Google is doing OCR on PDF wrapped document scans

The Google blog struggles to explain why their latest technical achievement is important...
Official Google Blog: A picture of a thousand words?

... We are now able to perform OCR on any scanned documents that we find stored in Adobe's PDF format... This is a small but important step forward in our mission of making all the world's information accessible and useful...
So why is this important, yet hard to appreciate?

The first problem is that most people think of PDF as a text container. Indexing a text container is nothing special. What's less appreciated is that PDF is the de facto standard way to package a scanned document [1].

So what's novel about doing character recognition on a scan? OCR on 600 dpi B&W document scans is no great trick. Adobe's PDF client has more or less done that for about 10 years [2], and Windows' (formerly Xerox) ancient and under-appreciated document imaging has had this ability since the dawn of time.

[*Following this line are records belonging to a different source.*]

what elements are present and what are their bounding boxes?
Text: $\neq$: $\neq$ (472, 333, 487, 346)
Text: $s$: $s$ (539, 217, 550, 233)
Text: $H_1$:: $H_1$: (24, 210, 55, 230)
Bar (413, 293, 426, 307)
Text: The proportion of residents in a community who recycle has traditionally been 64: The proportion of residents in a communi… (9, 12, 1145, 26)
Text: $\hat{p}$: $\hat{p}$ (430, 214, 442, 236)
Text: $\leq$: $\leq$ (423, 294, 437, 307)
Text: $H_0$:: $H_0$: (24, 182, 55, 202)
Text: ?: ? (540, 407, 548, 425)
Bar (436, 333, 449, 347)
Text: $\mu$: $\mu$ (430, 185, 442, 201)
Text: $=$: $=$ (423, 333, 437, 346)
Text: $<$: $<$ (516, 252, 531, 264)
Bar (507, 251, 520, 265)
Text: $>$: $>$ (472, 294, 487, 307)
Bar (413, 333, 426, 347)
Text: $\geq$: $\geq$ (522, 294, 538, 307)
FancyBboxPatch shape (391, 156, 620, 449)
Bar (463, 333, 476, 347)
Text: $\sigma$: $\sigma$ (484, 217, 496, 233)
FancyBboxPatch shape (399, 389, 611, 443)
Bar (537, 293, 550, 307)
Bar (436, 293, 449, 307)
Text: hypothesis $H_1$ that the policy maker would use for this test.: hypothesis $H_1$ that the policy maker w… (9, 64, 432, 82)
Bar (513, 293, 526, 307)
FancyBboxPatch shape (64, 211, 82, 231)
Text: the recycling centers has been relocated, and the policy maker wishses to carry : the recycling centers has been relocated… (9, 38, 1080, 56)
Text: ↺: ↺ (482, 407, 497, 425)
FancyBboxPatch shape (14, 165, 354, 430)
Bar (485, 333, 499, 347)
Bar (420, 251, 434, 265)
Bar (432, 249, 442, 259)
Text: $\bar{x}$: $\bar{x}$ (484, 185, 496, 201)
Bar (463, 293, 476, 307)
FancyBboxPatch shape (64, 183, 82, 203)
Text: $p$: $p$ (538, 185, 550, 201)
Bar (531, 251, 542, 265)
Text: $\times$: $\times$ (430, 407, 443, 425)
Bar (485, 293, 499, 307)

The trick is implementing this affordably on millions and billions of PDFs indexed on Google's servers.

That's impressive and it is going to open a vast amount of knowledge.

Good for you Google!

[1] I figured this would happen in the 90s before there was any clear answer to the scanned document representation question. There are bizarre technical issues with scanning into PDF, but it's a great format overall. (Hint: Ancient fax-style lossless compression of a "B&W" document scan is much more efficient than readable JPEG compression of a gray scale scan.)

[2] They sometimes hide or remove this feature depending on what else they're selling.